Why do we venerate the saints? Why do we ask for their intercession? In the month of December, I was in Catania to see one of our priests who for some months now has taught at an Institute dedicated to Francesco Ventorino, a priest who was a disciple of Fr. Giussani, an educator of rare wisdom and personality, who had a profound influence in the lives of many people who encountered him. I found myself there around the time of the Memorial of St. Lucy, whose remains returned to Sicily to be venerated, first in Siracusa and then in the other cities of the Eastern coast of the island. This coincidence brought me to research a little bit about the life of this girl who was around twenty years old, killed under the Emperor Diocletian during the last great persecution before the Edict of Milan in 313.

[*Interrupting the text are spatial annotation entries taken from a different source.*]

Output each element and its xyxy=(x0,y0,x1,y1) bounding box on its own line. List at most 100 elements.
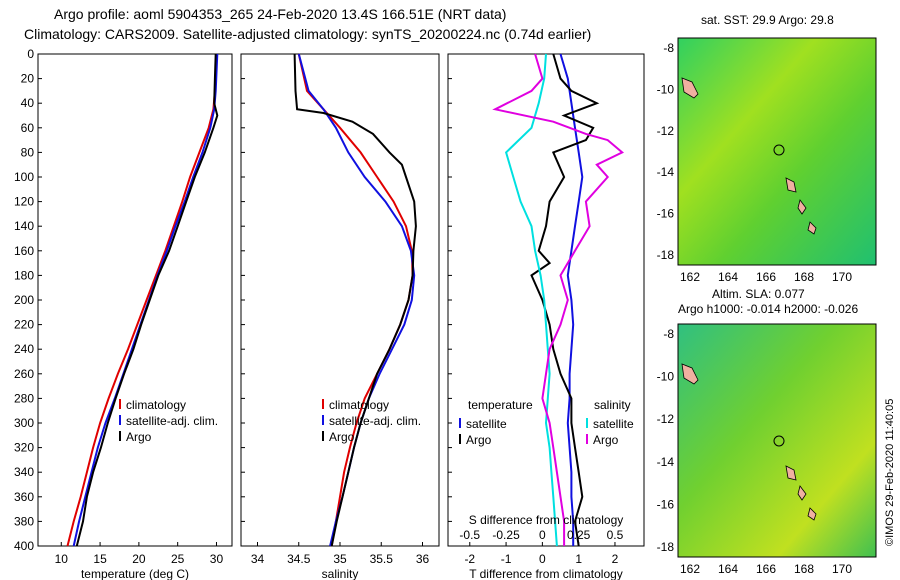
title-line-1: Argo profile: aoml 5904353_265 24-Feb-20… xyxy=(54,6,507,22)
lat-tick-label: -8 xyxy=(663,327,674,341)
lat-tick-label: -10 xyxy=(657,370,675,384)
x-axis-label: T difference from climatology xyxy=(469,567,623,580)
lat-tick-label: -14 xyxy=(657,455,675,469)
y-tick-label: 160 xyxy=(14,244,34,258)
x-axis-label: temperature (deg C) xyxy=(81,567,189,580)
credit-text: ©IMOS 29-Feb-2020 11:40:05 xyxy=(884,398,896,546)
lat-tick-label: -16 xyxy=(657,497,675,511)
top-tick-label: -0.25 xyxy=(492,528,520,542)
lat-tick-label: -8 xyxy=(663,41,674,55)
island-shape xyxy=(785,177,797,193)
legend-label: Argo xyxy=(126,430,152,444)
y-tick-label: 280 xyxy=(14,391,34,405)
x-tick-label: 30 xyxy=(210,552,224,566)
y-tick-label: 0 xyxy=(27,47,34,61)
x-tick-label: 34 xyxy=(251,552,265,566)
x-tick-label: 36 xyxy=(416,552,430,566)
lat-tick-label: -14 xyxy=(657,165,675,179)
legend-label: satellite-adj. clim. xyxy=(126,414,218,428)
lat-tick-label: -12 xyxy=(657,124,675,138)
x-tick-label: -1 xyxy=(501,552,512,566)
sst-map xyxy=(677,37,877,266)
island-shape xyxy=(797,199,807,215)
top-tick-label: 0.5 xyxy=(607,528,624,542)
x-tick-label: 35 xyxy=(333,552,347,566)
x-tick-label: 15 xyxy=(93,552,107,566)
lon-tick-label: 162 xyxy=(680,270,700,284)
series-line xyxy=(66,53,218,547)
title-line-2: Climatology: CARS2009. Satellite-adjuste… xyxy=(24,26,592,42)
sst-map-title: sat. SST: 29.9 Argo: 29.8 xyxy=(701,13,834,27)
legend-title-temperature: temperature xyxy=(468,398,533,412)
series-line xyxy=(504,53,558,547)
y-tick-label: 260 xyxy=(14,367,34,381)
lon-tick-label: 166 xyxy=(756,562,776,576)
sla-map xyxy=(677,323,877,558)
plot-frame xyxy=(37,53,233,547)
lon-tick-label: 164 xyxy=(718,562,738,576)
island-shape xyxy=(681,363,699,385)
panel-temperature: 0 20 40 60 80 100 120 140 160 180 200 220 240 260 280 3… xyxy=(14,47,233,580)
legend-label: climatology xyxy=(126,398,186,412)
island-shape xyxy=(785,465,797,481)
x-tick-label: 35.5 xyxy=(370,552,394,566)
legend-label: Argo xyxy=(593,433,619,447)
island-shape xyxy=(807,507,817,521)
top-tick-label: -0.5 xyxy=(459,528,480,542)
x-tick-label: 25 xyxy=(171,552,185,566)
y-tick-label: 220 xyxy=(14,318,34,332)
y-tick-label: 400 xyxy=(14,539,34,553)
island-shape xyxy=(807,221,817,235)
lat-tick-label: -18 xyxy=(657,540,675,554)
y-tick-label: 340 xyxy=(14,465,34,479)
legend-label: satellite xyxy=(466,417,507,431)
x-tick-label: 10 xyxy=(55,552,69,566)
series-line xyxy=(530,53,600,547)
plot-frame xyxy=(447,53,645,547)
panel-differences: -2 -1 0 1 2T difference from climatology temp… xyxy=(447,53,645,580)
y-tick-label: 140 xyxy=(14,219,34,233)
series-line xyxy=(559,53,584,546)
y-tick-label: 320 xyxy=(14,441,34,455)
lon-tick-label: 168 xyxy=(794,562,814,576)
lat-tick-label: -12 xyxy=(657,412,675,426)
sla-map-title: Altim. SLA: 0.077 xyxy=(712,287,805,301)
legend-label: climatology xyxy=(329,398,389,412)
y-tick-label: 40 xyxy=(21,96,35,110)
legend-label: Argo xyxy=(466,433,492,447)
lon-tick-label: 162 xyxy=(680,562,700,576)
y-tick-label: 180 xyxy=(14,268,34,282)
x-axis-label: salinity xyxy=(322,567,359,580)
x-tick-label: 20 xyxy=(132,552,146,566)
argo-location-marker xyxy=(773,435,785,447)
legend-title-salinity: salinity xyxy=(594,398,631,412)
sla-map-subtitle: Argo h1000: -0.014 h2000: -0.026 xyxy=(678,302,859,316)
x-tick-label: 34.5 xyxy=(287,552,311,566)
x-tick-label: -2 xyxy=(464,552,475,566)
lon-tick-label: 170 xyxy=(832,270,852,284)
y-tick-label: 200 xyxy=(14,293,34,307)
island-shape xyxy=(797,485,807,501)
lat-tick-label: -18 xyxy=(657,248,675,262)
argo-location-marker xyxy=(773,144,785,156)
x-tick-label: 0 xyxy=(539,552,546,566)
x-tick-label: 2 xyxy=(612,552,619,566)
lon-tick-label: 166 xyxy=(756,270,776,284)
y-tick-label: 20 xyxy=(21,72,35,86)
series-line xyxy=(75,53,219,547)
lon-tick-label: 170 xyxy=(832,562,852,576)
series-line xyxy=(492,53,625,546)
x-tick-label: 1 xyxy=(575,552,582,566)
lon-tick-label: 164 xyxy=(718,270,738,284)
island-shape xyxy=(681,77,699,99)
lon-tick-label: 168 xyxy=(794,270,814,284)
lat-tick-label: -10 xyxy=(657,82,675,96)
y-tick-label: 300 xyxy=(14,416,34,430)
y-tick-label: 380 xyxy=(14,514,34,528)
series-line xyxy=(293,53,417,547)
top-tick-label: 0.25 xyxy=(567,528,591,542)
y-tick-label: 60 xyxy=(21,121,35,135)
top-axis-label: S difference from climatology xyxy=(469,513,624,527)
y-tick-label: 100 xyxy=(14,170,34,184)
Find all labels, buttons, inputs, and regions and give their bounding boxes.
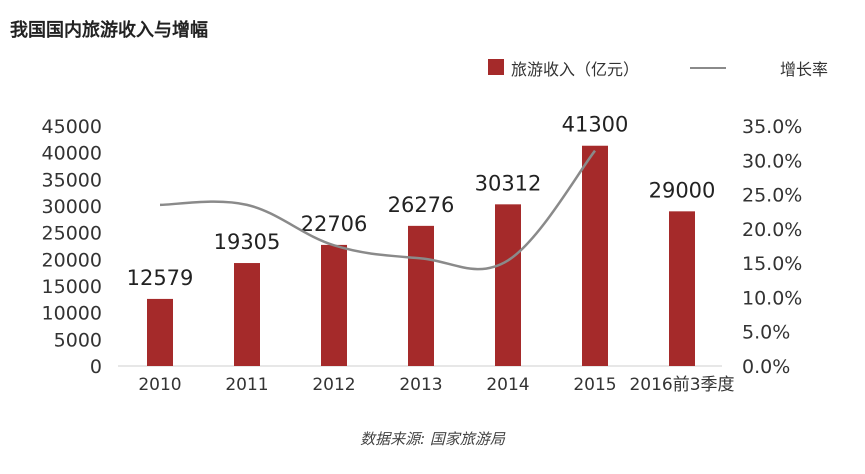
left-axis-tick-label: 30000 xyxy=(42,196,102,218)
x-axis-category-label: 2010 xyxy=(138,375,181,395)
revenue-bar xyxy=(495,204,521,366)
right-axis-tick-label: 0.0% xyxy=(742,356,790,378)
right-axis-tick-label: 5.0% xyxy=(742,322,790,344)
right-axis-tick-label: 15.0% xyxy=(742,253,802,275)
right-axis-tick-label: 10.0% xyxy=(742,287,802,309)
left-axis-tick-label: 0 xyxy=(90,356,102,378)
left-axis-tick-label: 45000 xyxy=(42,116,102,138)
revenue-data-label: 30312 xyxy=(475,171,542,195)
x-axis-category-label: 2014 xyxy=(486,375,529,395)
revenue-data-label: 41300 xyxy=(562,113,629,137)
legend-bar-swatch xyxy=(488,59,504,75)
x-axis-category-label: 2013 xyxy=(399,375,442,395)
x-axis-category-label: 2015 xyxy=(573,375,616,395)
data-source-note: 数据来源: 国家旅游局 xyxy=(360,430,505,448)
growth-rate-line xyxy=(159,149,596,271)
revenue-data-label: 26276 xyxy=(388,193,455,217)
legend-bar-label: 旅游收入（亿元） xyxy=(511,60,640,79)
revenue-bar xyxy=(321,244,347,366)
revenue-bar xyxy=(234,263,260,366)
left-axis-tick-label: 10000 xyxy=(42,303,102,325)
revenue-bar xyxy=(582,145,608,366)
revenue-data-label: 12579 xyxy=(127,266,194,290)
revenue-bar xyxy=(408,225,434,366)
revenue-bar xyxy=(669,211,695,366)
revenue-data-label: 29000 xyxy=(649,178,716,202)
right-axis-tick-label: 35.0% xyxy=(742,116,802,138)
x-axis-category-label: 2016前3季度 xyxy=(629,375,734,395)
left-axis-tick-label: 35000 xyxy=(42,169,102,191)
right-axis-tick-label: 20.0% xyxy=(742,219,802,241)
revenue-data-label: 19305 xyxy=(214,230,281,254)
left-axis-tick-label: 40000 xyxy=(42,143,102,165)
right-axis-tick-label: 30.0% xyxy=(742,150,802,172)
right-axis-tick-label: 25.0% xyxy=(742,185,802,207)
left-axis-tick-label: 5000 xyxy=(54,329,102,351)
legend-line-swatch xyxy=(690,67,726,69)
legend-line-label: 增长率 xyxy=(780,60,829,79)
left-axis-tick-label: 25000 xyxy=(42,223,102,245)
chart-title: 我国国内旅游收入与增幅 xyxy=(10,20,208,41)
left-axis-tick-label: 20000 xyxy=(42,249,102,271)
x-axis-category-label: 2011 xyxy=(225,375,268,395)
x-axis-category-label: 2012 xyxy=(312,375,355,395)
revenue-bar xyxy=(147,298,173,366)
revenue-data-label: 22706 xyxy=(301,212,368,236)
left-axis-tick-label: 15000 xyxy=(42,276,102,298)
chart-legend: 旅游收入（亿元） 增长率 xyxy=(0,56,865,80)
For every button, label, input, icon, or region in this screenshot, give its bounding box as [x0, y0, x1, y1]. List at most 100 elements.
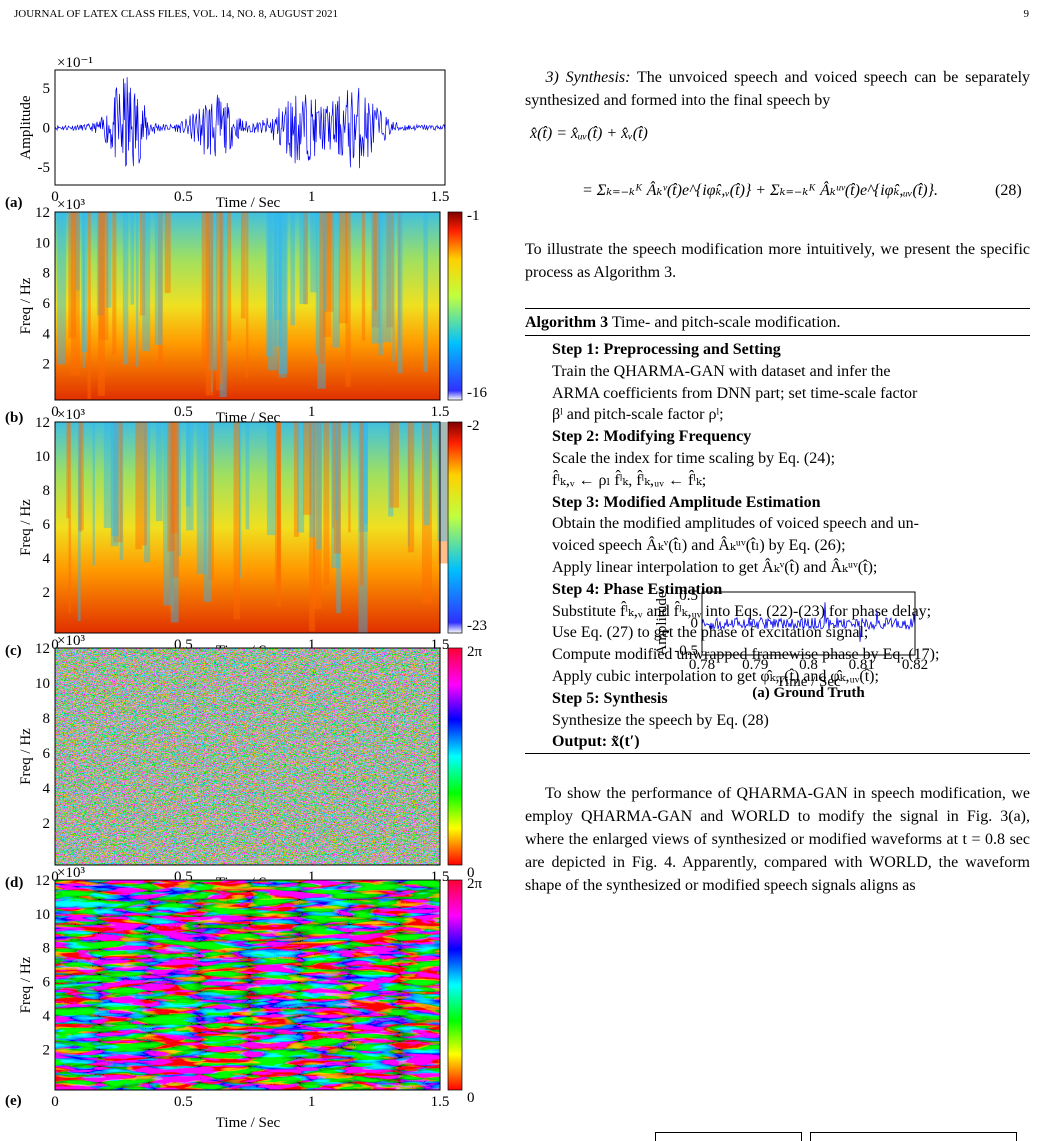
equation-number: (28) [995, 182, 1022, 199]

I was struck by the connection of her story to that of another great Sicilian saint, Agatha, who had suffered martyrdom fifty years before her: Lucy, in fact, had gone to Catania to ask her to intercede for the healing of her mother, who suffered from hemorrhages like the woman healed by Jesus in the Gospel of Mark.
Sanctity emanates a contagious power to fascinate because it reveals what we too would like to be
Lucy’s prayer was answered; not only, but she receives the gift of hearing the voice of Agatha who calls her “sister” and invites her to follow through on her intention to consecrate herself to God in her virginity. After returning home, Lucy publicly refused to marry the man who had been imposed on her as husband, a pagan, even though she knew that this choice would have caused her to suffer the same fate as her venerated “sister.”
I found their story illuminating. Above all, it was interesting that already present in the life of the Church of the first centuries was the practice of venerating the saints (and the martyrs in a particular way) and to ask for their intercession, their intervention. What’s more, I was moved by the thought that such a profound link can be forged with them, to the point of arriving at considering each other as brothers and sisters, as Agatha called the young Lucy.
The tradition of the Church has called this link “the communion of saints.” And one of the expressions of this communion is precisely the desire that arises in us to resemble those to whom we entrust ourselves. In the interview given with the curators of the exhibit presented at the Meeting of Rimini on Blessed Franz Jägerstätter and his wife Franziska, their biographer, Erna Putz, declared: “While reading the letters that they exchanged, I thought: ‘I want to be a saint too!’”.
A friendship made human, carnal: this is how the communion of saints begins.
Sanctity emanates a contagious power to fascinate because it reveals what we too would like to be and creates an extremely strong bond with the figures who have lived this experience. Just like what happened to Lucy with Agatha and to Erna Putz with the Austrian husband and wife.
But there’s more. The communion of which we are speaking has an even deeper meaning. The great Alphonsus Maria de’ Liguori, asking himself the question if he should or should not turn to the saints in prayer, wrote that it is God who asks it of us, because He wants us to remain faithful to the method that He Himself has used to let Himself be known and to speak with us. Which method is he speaking of? God made Himself known to man through man. First choosing a few (from Abraham to Moses, from David to the prophets) to be a sign and a word for all. Then sending His own Son, made flesh, so that we might know God through His humanity.
We can call this method “encounter” or else, with a word that is even more human, “friendship.” It is the method used by God with man: to create circumstances, places, facts through which one can have an experience of his friendship within a human and carnal friendship. It is here that begins the communion of saints, in bumping into these places, these facts, these faces and in remaining faithful to them. And this is also the only method of mission that we know.